Würzburger Kickers: Verwirrung um „Phantom“ Soriano

FWK-Chef Sauer pocht auf Vertrag und Ablöse

FWK-Trainer Stephan Schmidt muss endgültig auf Elia Soriano verzichten

Muss endgülitig ohne Elia Soriano planen: FWK-Coach Stephan Schmidt © imago/foto2press

Die Würzburger Kickers machen ihrem „Phantom“ Elia Soriano beim schon als perfekt verkündeten Wechsel zum polnischen Erstligisten Korona Kielce womöglich noch einen Strich durch die Rechnung. Die Unterfranken pochen auf einen mutmaßlich gültigen Vertrag mit dem dauerabwesenden Torjäger und machen entsprechend eine Ablöse zur Bedingung für eine Freigabe.

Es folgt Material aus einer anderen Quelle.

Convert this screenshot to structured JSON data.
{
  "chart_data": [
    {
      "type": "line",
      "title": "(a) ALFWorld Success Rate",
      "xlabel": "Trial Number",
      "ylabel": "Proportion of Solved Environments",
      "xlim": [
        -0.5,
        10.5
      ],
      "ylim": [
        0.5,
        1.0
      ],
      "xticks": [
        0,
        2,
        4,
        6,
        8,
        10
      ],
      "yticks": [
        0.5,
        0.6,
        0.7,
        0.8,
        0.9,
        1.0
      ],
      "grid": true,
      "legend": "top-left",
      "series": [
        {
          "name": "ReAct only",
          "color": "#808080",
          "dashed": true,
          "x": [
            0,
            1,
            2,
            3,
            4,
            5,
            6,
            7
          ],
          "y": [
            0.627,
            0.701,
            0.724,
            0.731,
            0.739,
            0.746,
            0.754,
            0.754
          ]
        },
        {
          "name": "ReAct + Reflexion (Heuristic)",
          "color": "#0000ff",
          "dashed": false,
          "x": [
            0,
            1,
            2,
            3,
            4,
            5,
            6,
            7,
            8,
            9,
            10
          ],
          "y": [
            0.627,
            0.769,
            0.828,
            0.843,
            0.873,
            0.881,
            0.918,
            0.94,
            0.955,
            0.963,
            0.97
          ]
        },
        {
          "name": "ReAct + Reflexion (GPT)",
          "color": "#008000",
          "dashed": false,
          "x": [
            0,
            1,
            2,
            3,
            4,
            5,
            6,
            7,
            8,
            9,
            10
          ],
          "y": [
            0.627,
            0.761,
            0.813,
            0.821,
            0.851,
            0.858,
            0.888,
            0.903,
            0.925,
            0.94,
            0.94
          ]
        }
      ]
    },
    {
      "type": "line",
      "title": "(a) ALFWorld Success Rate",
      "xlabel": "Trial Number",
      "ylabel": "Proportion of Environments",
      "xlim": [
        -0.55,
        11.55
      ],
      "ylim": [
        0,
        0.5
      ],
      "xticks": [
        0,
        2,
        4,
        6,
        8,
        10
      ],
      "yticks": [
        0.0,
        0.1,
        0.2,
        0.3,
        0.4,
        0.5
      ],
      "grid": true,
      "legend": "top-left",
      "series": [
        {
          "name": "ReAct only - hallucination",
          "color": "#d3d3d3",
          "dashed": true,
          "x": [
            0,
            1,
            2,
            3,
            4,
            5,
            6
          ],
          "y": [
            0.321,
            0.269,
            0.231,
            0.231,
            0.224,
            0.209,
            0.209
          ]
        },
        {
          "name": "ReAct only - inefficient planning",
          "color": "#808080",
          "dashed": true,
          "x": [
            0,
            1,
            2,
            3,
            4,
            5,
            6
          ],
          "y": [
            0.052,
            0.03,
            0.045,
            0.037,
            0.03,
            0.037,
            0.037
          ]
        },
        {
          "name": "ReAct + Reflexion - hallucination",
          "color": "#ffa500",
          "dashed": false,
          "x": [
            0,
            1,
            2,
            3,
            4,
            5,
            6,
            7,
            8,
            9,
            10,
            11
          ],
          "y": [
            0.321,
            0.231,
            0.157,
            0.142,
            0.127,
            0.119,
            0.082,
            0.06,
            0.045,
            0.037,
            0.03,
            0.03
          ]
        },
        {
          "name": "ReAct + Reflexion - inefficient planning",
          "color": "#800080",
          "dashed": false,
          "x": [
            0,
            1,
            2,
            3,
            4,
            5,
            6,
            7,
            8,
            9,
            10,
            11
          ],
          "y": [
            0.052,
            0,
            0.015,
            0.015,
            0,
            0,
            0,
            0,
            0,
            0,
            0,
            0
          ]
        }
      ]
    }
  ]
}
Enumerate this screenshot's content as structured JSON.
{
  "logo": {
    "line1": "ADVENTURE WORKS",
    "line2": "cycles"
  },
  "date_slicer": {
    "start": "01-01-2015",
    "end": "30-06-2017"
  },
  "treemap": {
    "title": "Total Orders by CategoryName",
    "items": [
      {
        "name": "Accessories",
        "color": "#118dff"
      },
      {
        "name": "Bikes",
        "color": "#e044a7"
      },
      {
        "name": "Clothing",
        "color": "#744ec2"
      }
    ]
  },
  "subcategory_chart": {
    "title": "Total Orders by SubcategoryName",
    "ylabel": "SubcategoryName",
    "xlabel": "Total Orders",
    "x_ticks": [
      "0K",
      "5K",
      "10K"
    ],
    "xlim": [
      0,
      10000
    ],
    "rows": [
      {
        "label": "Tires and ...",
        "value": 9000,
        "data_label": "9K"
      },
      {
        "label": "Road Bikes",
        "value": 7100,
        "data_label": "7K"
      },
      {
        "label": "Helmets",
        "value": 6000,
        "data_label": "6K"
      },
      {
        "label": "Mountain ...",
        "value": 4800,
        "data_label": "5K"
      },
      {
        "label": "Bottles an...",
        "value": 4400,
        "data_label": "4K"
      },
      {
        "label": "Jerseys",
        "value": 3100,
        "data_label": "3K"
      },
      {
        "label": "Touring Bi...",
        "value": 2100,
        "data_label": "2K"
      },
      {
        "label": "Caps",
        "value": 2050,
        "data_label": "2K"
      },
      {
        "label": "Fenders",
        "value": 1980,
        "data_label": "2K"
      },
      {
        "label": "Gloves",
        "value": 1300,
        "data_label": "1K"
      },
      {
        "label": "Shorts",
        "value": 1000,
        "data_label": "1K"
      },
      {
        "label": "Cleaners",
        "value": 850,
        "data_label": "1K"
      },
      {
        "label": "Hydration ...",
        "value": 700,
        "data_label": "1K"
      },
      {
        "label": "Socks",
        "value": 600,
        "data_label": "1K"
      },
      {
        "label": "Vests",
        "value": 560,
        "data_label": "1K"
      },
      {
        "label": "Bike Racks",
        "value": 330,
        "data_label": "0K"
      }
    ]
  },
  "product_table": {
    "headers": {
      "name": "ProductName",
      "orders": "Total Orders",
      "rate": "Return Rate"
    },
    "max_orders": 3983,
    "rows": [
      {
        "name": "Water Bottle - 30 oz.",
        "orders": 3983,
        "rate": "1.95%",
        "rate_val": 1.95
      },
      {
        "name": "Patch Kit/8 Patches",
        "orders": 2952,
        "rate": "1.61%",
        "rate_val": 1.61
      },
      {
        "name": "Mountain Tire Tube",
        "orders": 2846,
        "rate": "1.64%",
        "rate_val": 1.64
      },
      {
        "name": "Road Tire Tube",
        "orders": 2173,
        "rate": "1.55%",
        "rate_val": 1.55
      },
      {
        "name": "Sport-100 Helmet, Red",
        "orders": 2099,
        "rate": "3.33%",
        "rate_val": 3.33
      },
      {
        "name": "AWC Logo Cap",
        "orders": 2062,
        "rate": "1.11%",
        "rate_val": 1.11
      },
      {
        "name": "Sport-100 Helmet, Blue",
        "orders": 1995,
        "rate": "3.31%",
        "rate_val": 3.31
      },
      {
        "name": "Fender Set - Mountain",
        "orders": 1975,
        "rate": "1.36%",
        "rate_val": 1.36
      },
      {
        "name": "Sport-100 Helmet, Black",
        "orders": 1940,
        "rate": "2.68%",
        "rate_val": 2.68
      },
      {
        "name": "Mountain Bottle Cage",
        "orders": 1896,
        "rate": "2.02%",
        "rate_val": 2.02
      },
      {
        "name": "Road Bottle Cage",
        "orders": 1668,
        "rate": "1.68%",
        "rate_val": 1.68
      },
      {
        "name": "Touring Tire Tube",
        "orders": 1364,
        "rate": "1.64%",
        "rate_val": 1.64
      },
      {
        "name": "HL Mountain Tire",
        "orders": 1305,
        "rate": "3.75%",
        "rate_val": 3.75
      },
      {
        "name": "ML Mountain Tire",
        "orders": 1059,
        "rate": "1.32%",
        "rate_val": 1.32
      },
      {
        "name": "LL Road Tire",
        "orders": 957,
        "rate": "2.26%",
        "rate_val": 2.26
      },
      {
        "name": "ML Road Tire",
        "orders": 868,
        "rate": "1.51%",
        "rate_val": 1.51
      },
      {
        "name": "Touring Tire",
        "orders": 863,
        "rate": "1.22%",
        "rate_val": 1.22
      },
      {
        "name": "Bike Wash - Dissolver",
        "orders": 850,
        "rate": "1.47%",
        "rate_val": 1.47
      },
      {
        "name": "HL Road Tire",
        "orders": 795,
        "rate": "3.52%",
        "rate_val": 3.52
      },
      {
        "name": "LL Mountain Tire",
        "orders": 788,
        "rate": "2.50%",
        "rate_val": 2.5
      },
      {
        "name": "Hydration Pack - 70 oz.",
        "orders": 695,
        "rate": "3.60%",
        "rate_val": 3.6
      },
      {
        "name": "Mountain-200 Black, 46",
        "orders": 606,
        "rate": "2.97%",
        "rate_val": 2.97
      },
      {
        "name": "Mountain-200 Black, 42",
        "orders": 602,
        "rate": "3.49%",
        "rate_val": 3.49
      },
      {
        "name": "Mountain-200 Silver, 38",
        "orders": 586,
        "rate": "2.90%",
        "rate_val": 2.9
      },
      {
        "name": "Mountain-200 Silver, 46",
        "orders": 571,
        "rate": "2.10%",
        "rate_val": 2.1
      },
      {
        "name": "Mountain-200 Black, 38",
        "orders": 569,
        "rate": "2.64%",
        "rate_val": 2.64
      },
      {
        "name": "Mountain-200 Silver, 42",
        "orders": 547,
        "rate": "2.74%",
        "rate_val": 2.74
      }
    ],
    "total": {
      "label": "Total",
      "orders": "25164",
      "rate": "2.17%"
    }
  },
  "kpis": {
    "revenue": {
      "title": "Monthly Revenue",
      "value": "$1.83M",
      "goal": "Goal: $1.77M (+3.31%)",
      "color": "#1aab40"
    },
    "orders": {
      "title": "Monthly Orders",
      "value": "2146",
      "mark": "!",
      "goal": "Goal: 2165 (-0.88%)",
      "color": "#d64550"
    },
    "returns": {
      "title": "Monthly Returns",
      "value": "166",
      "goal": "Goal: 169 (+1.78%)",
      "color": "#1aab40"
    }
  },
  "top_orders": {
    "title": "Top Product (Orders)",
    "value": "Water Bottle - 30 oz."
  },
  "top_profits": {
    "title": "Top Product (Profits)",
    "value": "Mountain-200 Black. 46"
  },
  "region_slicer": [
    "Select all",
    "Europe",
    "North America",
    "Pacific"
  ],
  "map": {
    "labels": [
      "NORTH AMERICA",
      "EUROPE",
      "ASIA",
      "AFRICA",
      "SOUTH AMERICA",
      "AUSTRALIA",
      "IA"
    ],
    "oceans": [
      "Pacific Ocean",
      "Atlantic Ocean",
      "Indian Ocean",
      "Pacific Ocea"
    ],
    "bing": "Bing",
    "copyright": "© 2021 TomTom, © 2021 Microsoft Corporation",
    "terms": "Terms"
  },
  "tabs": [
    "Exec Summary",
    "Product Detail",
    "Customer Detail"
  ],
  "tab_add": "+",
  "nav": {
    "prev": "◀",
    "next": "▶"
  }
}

Soriano erhält Spielgenehmigung erst nach Klärung der Ablösemodalitäten. (FWK-Chef Daniel Sauer)

FWK-Vorstandschef und -Sportdirektor Daniel Sauer ließ einem Bericht der Mainpost zufolge keinen Zweifel an der Entschlossenheit seines Klubs zu einer notfalls auch gerichtlichen Konfrontation. „Ich gehe davon aus, dass Soriano erst eine Spielgenehmigung erhält, wenn die Ablösemodalitäten zwischen den Vereinen geklärt sind“, sagte Sauer in einer ersten Reaktion auf die Nachricht von Sorianos Vertragsunterschrift in Kielce.

Gültigkeit des Vertrags nach Kickers-Abstieg strittig

Kern der Auseinandersetzung zwischen den Kickers und dem Deutsch-Italiener ist die Gültigkeit des Vertrages nach Würzburgs Zweitliga-Abstieg. Der im Januar 2016 von den Stuttgarter Kickers nach Würzburg gekommene Bruder des italienischen Nationalspielers Roberto Soriano (FC Villarreal) hält den Kontrakt aufgrund des Sturzes seines bisherigen Vereins in Liga drei offenkundig für nichtig und ließ sich zu Wochenbeginn in Kielce deswegen auch als ablösefreier Zugang vorstellen.

Für Würzburgs Auslegung des Arbeitspapiers spricht hingegen nicht nur die juristische Sicht des Klubs. Denn Soriano hatte zwar seit Saisonbeginn noch nicht einmal mit dem Team von Kickers-Coach Stephan Schmidt trainiert, war aber zugleich bis zu seiner für den FWK überraschenden Vorstellung in Polen wie in einem ordentlichen Arbeitsverhältnis vorschriftsmäßig wegen einer Grippe krank gemeldet.

Sauers Standpunkt erscheint nicht zuletzt auch deswegen überaus nachvollziehbar. Einknicken, so die Botschaft des Kickers-Bosses, werde der Verein denn auch nicht. Bei Spielern mit Vertrag sei stets der abgebende Verein der erste Ansprechpartner für den interessierten Klub, und die Würzburger haben laut Sauer „bislang von keinem Verein eine Anfrage erhalten“.